Изменился в лице, с ужасом осознав, что брякнул что-то не то, но Светлана, судя по всему, не знала анекдота.

— Ага, лопнул. — Она пожала плечами. — Только больше никто не придет.

— Да ладно! — Милосадов махнул рукой. — Вообще-то это от вас зависит. Скажете слово — и я все налажу. Карацупу этого выгоню к чертовой матери… Он ведь графоман, да? Вы знаете, Светлана, я в этом мало что понимаю, — он обезоруживающе улыбнулся, и мне показалось, что зубы распространили вспышку какого-то электрического сияния. — Но если вы скажете, что он графоман, а вот Серебров, наоборот, гений, то я Сереброва верну, а Карацупу, дурака этого, выгоню ко всем чертям. И пусть Серебров снова будет старостой… Да что там: я и семинар вести попрошу кого-нибудь другого. Вот Красовского и попрошу. Он ведь хороший писатель, да?
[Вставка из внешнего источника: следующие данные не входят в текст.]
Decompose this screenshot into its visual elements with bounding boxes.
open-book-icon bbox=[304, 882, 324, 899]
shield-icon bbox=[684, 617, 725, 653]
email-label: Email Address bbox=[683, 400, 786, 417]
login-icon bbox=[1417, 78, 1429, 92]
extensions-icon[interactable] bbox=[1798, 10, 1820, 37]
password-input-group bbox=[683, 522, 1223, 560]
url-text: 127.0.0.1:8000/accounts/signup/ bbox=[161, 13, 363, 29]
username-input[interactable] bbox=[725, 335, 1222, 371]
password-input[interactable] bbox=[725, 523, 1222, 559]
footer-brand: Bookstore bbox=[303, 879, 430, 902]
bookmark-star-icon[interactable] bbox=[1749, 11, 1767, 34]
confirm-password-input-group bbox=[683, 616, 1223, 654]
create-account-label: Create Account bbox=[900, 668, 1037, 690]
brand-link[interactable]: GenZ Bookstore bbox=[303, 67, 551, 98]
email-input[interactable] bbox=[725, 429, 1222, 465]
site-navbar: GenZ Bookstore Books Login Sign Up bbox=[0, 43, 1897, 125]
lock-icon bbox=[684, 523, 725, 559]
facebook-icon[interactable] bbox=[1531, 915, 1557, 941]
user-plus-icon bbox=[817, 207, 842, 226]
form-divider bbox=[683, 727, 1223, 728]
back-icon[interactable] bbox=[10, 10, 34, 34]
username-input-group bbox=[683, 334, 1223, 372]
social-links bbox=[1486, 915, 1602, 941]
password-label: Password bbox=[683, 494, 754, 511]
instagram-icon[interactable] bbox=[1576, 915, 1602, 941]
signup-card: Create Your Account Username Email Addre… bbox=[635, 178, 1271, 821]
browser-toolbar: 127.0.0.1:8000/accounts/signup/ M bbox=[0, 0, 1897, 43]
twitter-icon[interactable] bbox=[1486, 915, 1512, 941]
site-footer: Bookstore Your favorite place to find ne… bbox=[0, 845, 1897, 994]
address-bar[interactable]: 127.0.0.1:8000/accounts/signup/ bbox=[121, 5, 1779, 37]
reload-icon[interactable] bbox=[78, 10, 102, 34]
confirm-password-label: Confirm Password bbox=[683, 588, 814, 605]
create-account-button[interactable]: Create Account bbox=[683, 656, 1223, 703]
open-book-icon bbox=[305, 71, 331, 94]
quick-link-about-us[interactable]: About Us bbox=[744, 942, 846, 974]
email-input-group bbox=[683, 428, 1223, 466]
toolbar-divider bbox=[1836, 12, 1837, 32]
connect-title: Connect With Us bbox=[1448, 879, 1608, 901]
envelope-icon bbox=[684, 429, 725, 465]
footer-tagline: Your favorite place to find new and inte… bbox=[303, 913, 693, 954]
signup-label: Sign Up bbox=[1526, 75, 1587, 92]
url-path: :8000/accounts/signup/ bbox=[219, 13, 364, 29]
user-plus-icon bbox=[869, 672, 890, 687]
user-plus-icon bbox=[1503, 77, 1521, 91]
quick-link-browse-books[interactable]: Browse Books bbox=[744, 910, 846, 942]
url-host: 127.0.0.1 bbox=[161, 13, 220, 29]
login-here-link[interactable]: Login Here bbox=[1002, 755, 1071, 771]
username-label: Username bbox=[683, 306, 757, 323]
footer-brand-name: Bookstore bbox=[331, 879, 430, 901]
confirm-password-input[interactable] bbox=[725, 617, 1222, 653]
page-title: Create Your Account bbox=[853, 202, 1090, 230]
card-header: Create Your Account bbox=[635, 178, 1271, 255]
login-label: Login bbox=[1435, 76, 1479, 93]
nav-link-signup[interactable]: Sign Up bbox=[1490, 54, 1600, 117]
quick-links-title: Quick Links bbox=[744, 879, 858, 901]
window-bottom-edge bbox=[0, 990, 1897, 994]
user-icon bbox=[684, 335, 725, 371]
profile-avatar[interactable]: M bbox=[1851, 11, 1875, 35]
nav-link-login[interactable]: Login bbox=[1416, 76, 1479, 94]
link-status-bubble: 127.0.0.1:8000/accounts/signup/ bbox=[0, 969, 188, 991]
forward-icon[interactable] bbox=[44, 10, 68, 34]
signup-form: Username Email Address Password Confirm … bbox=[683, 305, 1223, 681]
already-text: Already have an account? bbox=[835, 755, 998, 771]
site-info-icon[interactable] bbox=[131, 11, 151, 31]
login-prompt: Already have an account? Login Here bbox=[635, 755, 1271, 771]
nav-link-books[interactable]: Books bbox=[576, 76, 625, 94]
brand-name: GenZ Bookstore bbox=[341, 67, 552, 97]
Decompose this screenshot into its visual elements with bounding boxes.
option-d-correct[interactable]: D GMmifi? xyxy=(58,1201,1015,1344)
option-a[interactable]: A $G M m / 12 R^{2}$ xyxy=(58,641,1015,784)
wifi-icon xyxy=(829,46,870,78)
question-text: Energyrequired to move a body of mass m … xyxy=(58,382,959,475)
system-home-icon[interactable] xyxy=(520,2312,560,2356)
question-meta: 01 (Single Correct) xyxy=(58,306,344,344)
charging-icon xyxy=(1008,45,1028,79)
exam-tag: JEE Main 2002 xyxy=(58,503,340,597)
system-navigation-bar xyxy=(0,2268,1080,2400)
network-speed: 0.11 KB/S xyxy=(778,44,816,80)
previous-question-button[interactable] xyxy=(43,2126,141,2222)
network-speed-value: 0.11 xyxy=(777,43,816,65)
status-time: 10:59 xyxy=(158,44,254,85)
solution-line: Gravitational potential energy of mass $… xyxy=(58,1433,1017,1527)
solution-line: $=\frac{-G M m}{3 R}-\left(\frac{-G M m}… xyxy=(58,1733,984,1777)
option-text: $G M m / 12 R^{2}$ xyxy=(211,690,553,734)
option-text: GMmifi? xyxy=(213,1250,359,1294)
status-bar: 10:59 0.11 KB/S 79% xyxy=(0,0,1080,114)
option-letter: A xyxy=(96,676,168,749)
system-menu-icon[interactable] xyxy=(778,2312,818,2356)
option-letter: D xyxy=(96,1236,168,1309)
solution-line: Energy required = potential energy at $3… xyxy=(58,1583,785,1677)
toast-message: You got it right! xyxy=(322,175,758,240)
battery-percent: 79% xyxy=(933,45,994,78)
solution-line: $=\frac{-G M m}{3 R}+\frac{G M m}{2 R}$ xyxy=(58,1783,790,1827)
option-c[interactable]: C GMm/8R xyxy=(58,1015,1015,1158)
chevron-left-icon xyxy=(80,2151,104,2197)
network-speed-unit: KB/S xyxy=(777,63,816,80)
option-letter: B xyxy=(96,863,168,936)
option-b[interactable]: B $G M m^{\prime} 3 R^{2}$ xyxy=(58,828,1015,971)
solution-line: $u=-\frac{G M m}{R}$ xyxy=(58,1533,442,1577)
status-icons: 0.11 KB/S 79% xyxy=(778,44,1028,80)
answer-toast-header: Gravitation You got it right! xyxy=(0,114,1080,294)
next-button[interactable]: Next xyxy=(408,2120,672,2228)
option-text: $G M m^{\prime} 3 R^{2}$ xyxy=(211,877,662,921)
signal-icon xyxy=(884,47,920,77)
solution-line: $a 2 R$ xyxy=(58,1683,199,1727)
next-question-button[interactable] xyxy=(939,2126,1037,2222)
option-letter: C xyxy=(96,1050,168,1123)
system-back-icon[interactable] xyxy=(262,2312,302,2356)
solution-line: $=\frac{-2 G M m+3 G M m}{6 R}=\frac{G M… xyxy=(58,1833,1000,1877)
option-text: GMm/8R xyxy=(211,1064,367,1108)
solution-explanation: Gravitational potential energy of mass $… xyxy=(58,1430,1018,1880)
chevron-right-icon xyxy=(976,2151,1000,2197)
Я сам не читал, но мне говорили… Вы только скажите. Мне главное, чтобы вам было хорошо. И потом, знаете, — он нахмурился, — когда лежишь на бархане с пистолетом бесшумного боя в руке, а где-то во тьме, рассеиваемой только светом лучистых звезд, шагают верблюды…

— Зря вы себя принижаете, — насмешливо перебила Светлана. — В душе вы настоящий поэт. Может, даже почище Карацупы. Просто забыли, что о барханах уже рассказывали.

— Неважно, — возразил он. — Неважно, что рассказывал. Ну рассказывал. И что? И еще могу рассказать… Что делать, если в самое сердце впечаталось? Давайте я вам сейчас о другом. Вот вы, наверное, смотрите на меня и думаете: дожил человек до седых волос, а что делает? Библиотекой заведует. Ну не смешно ли? Смешно, еще как смешно, аж прямо слезы наворачиваются.

— Отчего же? — сказала Светлана, пожав плечами. — Мой отец был директором библиотеки. И ничего, никто его не жалел… наоборот, многие завидовали.